Lagrange multipliers with inequality constraints: minimize $f$ on the region $0 \leq x,y \leq 1$

That might work, but it has far more variables than equations. I recommend thinking instead as follows:

The region $ 0 \leq x, y \leq 1$ is a square. More importantly, it's a compact region. So we know that our function will take a maximum and a minimum somewhere. So it will either attain its extrema in the interior, or on the boundary.

To check the interior, perform the usual max/min test: take the gradient and set to zero. Either use the multivariable 'second-derivative test' or just compare the points to check for maxima and minima. Now, you should check the boundaries. This means you could do the regular Lagrange multipliers method 4 times, one with each constraint $$\begin {align} y &= 0; \quad x = 0 \\ y &= 0; \quad x = 1 \\ y &= 1; \quad x = 0 \\ y &= 1; \quad x = 1 \end{align}$$ I want to emphasize that I would do these constraints separately rather than together. Each one is very trivial to solve - but you only pay attention to solutions within your region of interest. There is one more place that you need to check, and that's the corners (here, the boundary of the boundary: it's as if we treated our domain as 4 separate lines, themselves closed and bounded).

Finally, you compare these three areas: the interior, the line-boundaries, and the corner boundaries. Because the region is compact, there will be an absolute max and absolute min (perhaps multiple). That seems to be the easiest way to do this, especially as all the equations in this case are very simple to solve (all linear).

I should note that you do not need to use Lagrange multipliers if you don't want. You could interpret the lines as paths, and maximize/minimize the curve along each of the paths (which does not require lagrange, but instead a parameterization). Then you still compare the interior and the boundary. But this sounds not so fun to me, and not worth it in this case.


What you call "constraints" is in reality the definition of the compact set $Q$ over which the function $f$ has to be maximized. In order to find this maximum one has to set up a list of candidate points $P_k\in Q$, using the "stratification" of $Q$ into open manifolds of dimensions $2$, $1$ and $0$. The reason for that is the following: Setting a derivative (or $\nabla f$) to $0$ will only find stationary points in the interior of some domain of "full dimension".

In your example the set $Q$ is stratified as follows: It consists of a $2$-dimensional open interior $Q^\circ$, of four $1$-dimensional boundary segments $E_i$ (without endpoints!) and of four vertices $V_i$.

The possible candidates in $Q^\circ$ are brought to the fore by solving the equation $\nabla f(x,y)=0$, i.e. the system $f_x(x,y)=0$, $f_y(x,y)=0$, and retaining the solutions that lie in $Q^\circ$.

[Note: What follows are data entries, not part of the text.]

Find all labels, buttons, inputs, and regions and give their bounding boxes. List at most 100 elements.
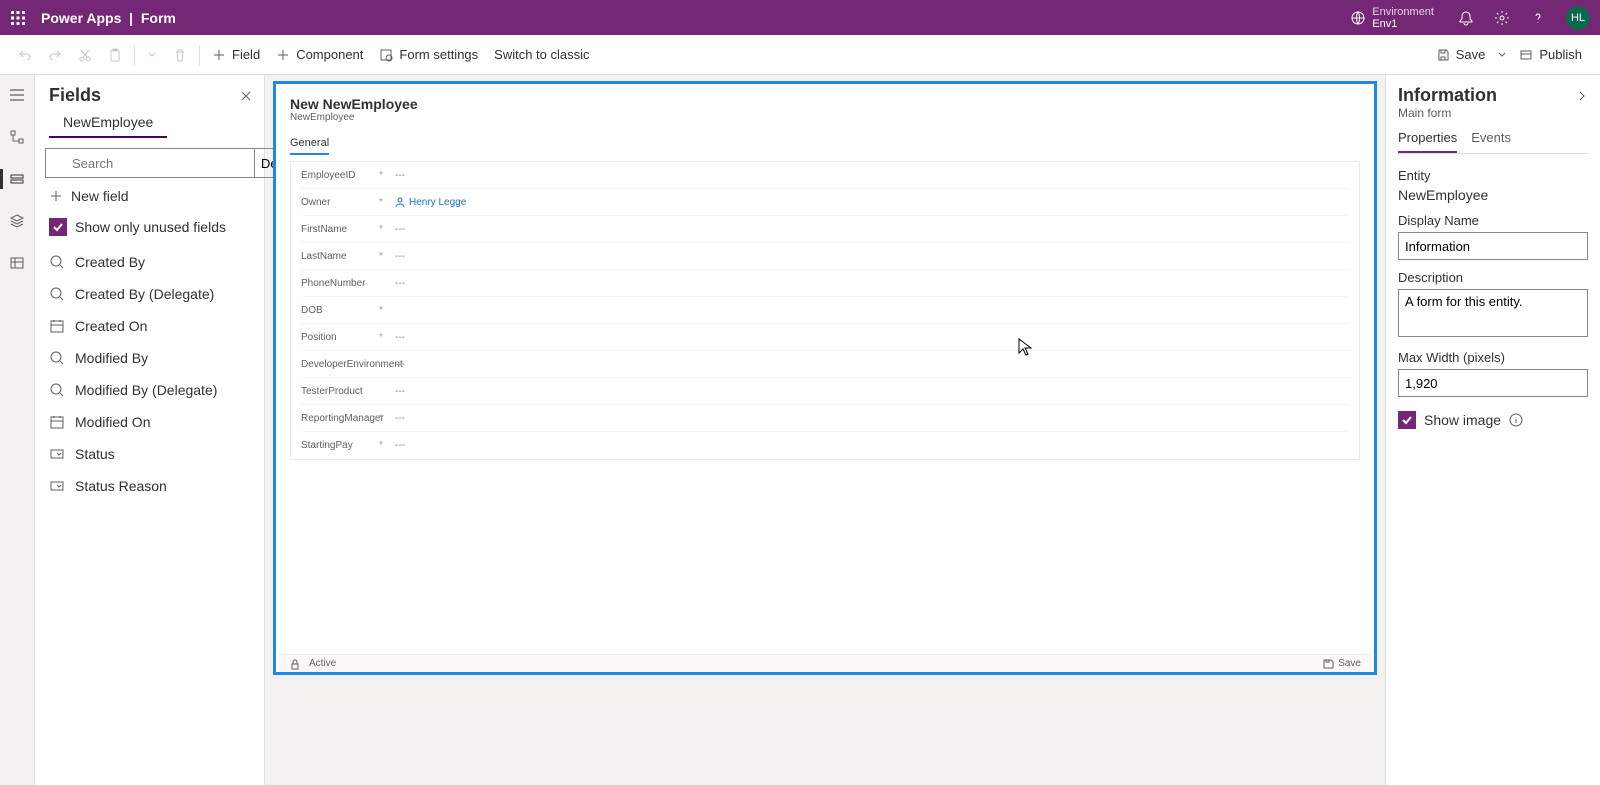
required-marker: * [379,413,395,424]
prop-description-input[interactable] [1398,289,1588,337]
canvas-tab-general[interactable]: General [290,137,329,155]
app-title: Power Apps | Form [35,10,176,26]
form-field-row[interactable]: DOB* [301,297,1349,324]
publish-button[interactable]: Publish [1511,39,1590,71]
prop-maxwidth-input[interactable] [1398,369,1588,397]
prop-displayname-label: Display Name [1398,213,1588,228]
save-button[interactable]: Save [1428,39,1494,71]
rail-fields[interactable] [0,165,35,193]
show-unused-toggle[interactable]: Show only unused fields [35,214,264,246]
save-icon [1322,658,1334,670]
save-dropdown[interactable] [1493,39,1511,71]
waffle-icon [11,11,25,25]
help-icon [1530,10,1546,26]
rail-tree[interactable] [0,123,35,151]
add-field-button[interactable]: Field [204,39,268,71]
field-list-item[interactable]: Modified On [35,406,264,438]
undo-button[interactable] [10,39,40,71]
field-list-item[interactable]: Status Reason [35,470,264,502]
help-button[interactable] [1520,0,1556,35]
field-label: EmployeeID [301,170,379,181]
field-label: StartingPay [301,440,379,451]
props-tab-properties[interactable]: Properties [1398,130,1457,153]
settings-button[interactable] [1484,0,1520,35]
field-list-item[interactable]: Created By (Delegate) [35,278,264,310]
chevron-down-icon [1497,50,1507,60]
properties-panel: Information Main form Properties Events … [1385,75,1600,785]
delete-button[interactable] [165,39,195,71]
date-icon [49,318,65,334]
rail-data[interactable] [0,249,35,277]
plus-icon [49,189,63,203]
required-marker: * [379,197,395,208]
form-field-row[interactable]: EmployeeID*--- [301,162,1349,189]
field-list-item[interactable]: Modified By [35,342,264,374]
redo-button[interactable] [40,39,70,71]
form-settings-button[interactable]: Form settings [371,39,486,71]
form-field-row[interactable]: PhoneNumber--- [301,270,1349,297]
form-field-row[interactable]: TesterProduct--- [301,378,1349,405]
form-field-row[interactable]: ReportingManager*--- [301,405,1349,432]
field-list-label: Created By (Delegate) [75,286,214,302]
field-list-label: Modified By (Delegate) [75,382,217,398]
fields-panel-title: Fields [49,85,101,106]
field-list-item[interactable]: Status [35,438,264,470]
props-expand-button[interactable] [1576,90,1588,102]
checkbox-checked-icon [1398,411,1416,429]
prop-displayname-input[interactable] [1398,232,1588,260]
cut-button[interactable] [70,39,100,71]
person-icon [395,197,405,207]
prop-showimage-toggle[interactable]: Show image [1398,411,1588,429]
form-field-row[interactable]: Owner*Henry Legge [301,189,1349,216]
fields-icon [9,171,25,187]
form-field-row[interactable]: FirstName*--- [301,216,1349,243]
field-list-item[interactable]: Created On [35,310,264,342]
field-list-item[interactable]: Created By [35,246,264,278]
bell-icon [1458,10,1474,26]
fields-entity-tab[interactable]: NewEmployee [49,110,167,138]
notifications-button[interactable] [1448,0,1484,35]
switch-classic-button[interactable]: Switch to classic [486,39,597,71]
rail-hamburger[interactable] [0,81,35,109]
fields-panel-close[interactable] [240,90,252,102]
form-field-row[interactable]: Position*--- [301,324,1349,351]
paste-dropdown[interactable] [139,39,165,71]
props-tab-events[interactable]: Events [1471,130,1511,153]
delete-icon [173,48,187,62]
props-subtitle: Main form [1398,106,1588,120]
environment-picker[interactable]: Environment Env1 [1350,6,1448,30]
canvas-form-body[interactable]: EmployeeID*---Owner*Henry LeggeFirstName… [290,161,1360,460]
field-label: ReportingManager [301,413,379,424]
paste-button[interactable] [100,39,130,71]
rail-components[interactable] [0,207,35,235]
form-canvas[interactable]: New NewEmployee NewEmployee General Empl… [273,81,1377,675]
form-settings-icon [379,48,393,62]
avatar[interactable]: HL [1566,6,1590,30]
waffle-button[interactable] [0,0,35,35]
add-component-button[interactable]: Component [268,39,371,71]
choice-icon [49,478,65,494]
data-icon [9,255,25,271]
components-icon [9,213,25,229]
form-field-row[interactable]: DeveloperEnvironment--- [301,351,1349,378]
field-label: Owner [301,197,379,208]
checkbox-checked-icon [49,218,67,236]
field-list-item[interactable]: Modified By (Delegate) [35,374,264,406]
fields-search-input[interactable] [45,148,255,178]
required-marker: * [379,224,395,235]
field-list-label: Created On [75,318,147,334]
tree-icon [9,129,25,145]
canvas-footer-save[interactable]: Save [1338,658,1361,669]
undo-icon [18,48,32,62]
field-value: --- [395,440,405,451]
hamburger-icon [9,88,25,102]
lookup-icon [49,286,65,302]
new-field-button[interactable]: New field [35,178,264,214]
form-field-row[interactable]: LastName*--- [301,243,1349,270]
cut-icon [78,48,92,62]
chevron-down-icon [147,50,157,60]
field-list-label: Created By [75,254,145,270]
props-title: Information [1398,85,1497,106]
required-marker: * [379,170,395,181]
form-field-row[interactable]: StartingPay*--- [301,432,1349,459]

For the possible candidates on an edge $E_i$ there are two methods: Either you are able to produce a parametric representation $t\mapsto\bigl(x(t),y(t)\bigr)$ of $E_i$ (which in your example you certainly can) and then compute the "conditionally stationary points" of $f$ on $E_i$ by looking at the pullback $\phi(t):=f\bigl(x(t),y(t)\bigr)$. This means you solve the equation $\phi'(t)=0$, obtain some $t_k$ and add the points $\bigl(x(t_k),y(t_k)\bigr)$ to the list, if they belong to $Q$. If your edge $E_i$ is given by a constraint $G(x,y)=0$ which you cannot solve for $x$ or $y$ then you have to resort to Lagrange multipliers. (I omit the details.)

Finally you have to add the vertices $V_i$ to your candidate list.

Assume you now have a finite candidate list $L=\{P_1, P_2,\ldots, P_r\}\subset Q$. Then $$\max_{(x,y)\in Q} f(x,y)\ =\ \max\{f(P_1),f(P_2),\ldots, f(P_r)\}\ .$$

I'm sorry that things are so cumbersome, even for such a simple domain as a square. But it's easy to cook up an example where by forgetting one vertex or a conditionally stationary point on an edge you miss the maximum of $f$ on $Q$.


mixedmath's answer is right; here's some more on your question "where did I go wrong?". You tried to impose all four constraints at once, even though they're not all compatible. Remember that the solution using Lagrange multipliers not only involves adding multiples of the constraints to the objective function, but also determining both the original variables and the multipliers by setting all the derivatives to zero (where the derivatives with respect to the multipliers are the constraints). If you include incompatible constraints (like $x=0$ and $x=1$), the resulting system of equations has no solutions. In the present case, because the constraints happen to differ only by additive constants, you could get by with ignoring that and just setting the derivatives of your function with respect to $x$ and $y$ to zero and imposing the constraints one pair at a time; then you'd just have a slight overabundance of multipliers but would still get the right values of $x$ and $y$; but if your constraints differ such that their derivatives with respect to the variables differ (i.e. by more than just an additive constant), that won't work anymore and the constraints will get inextricably mixed up if you impose them all at once.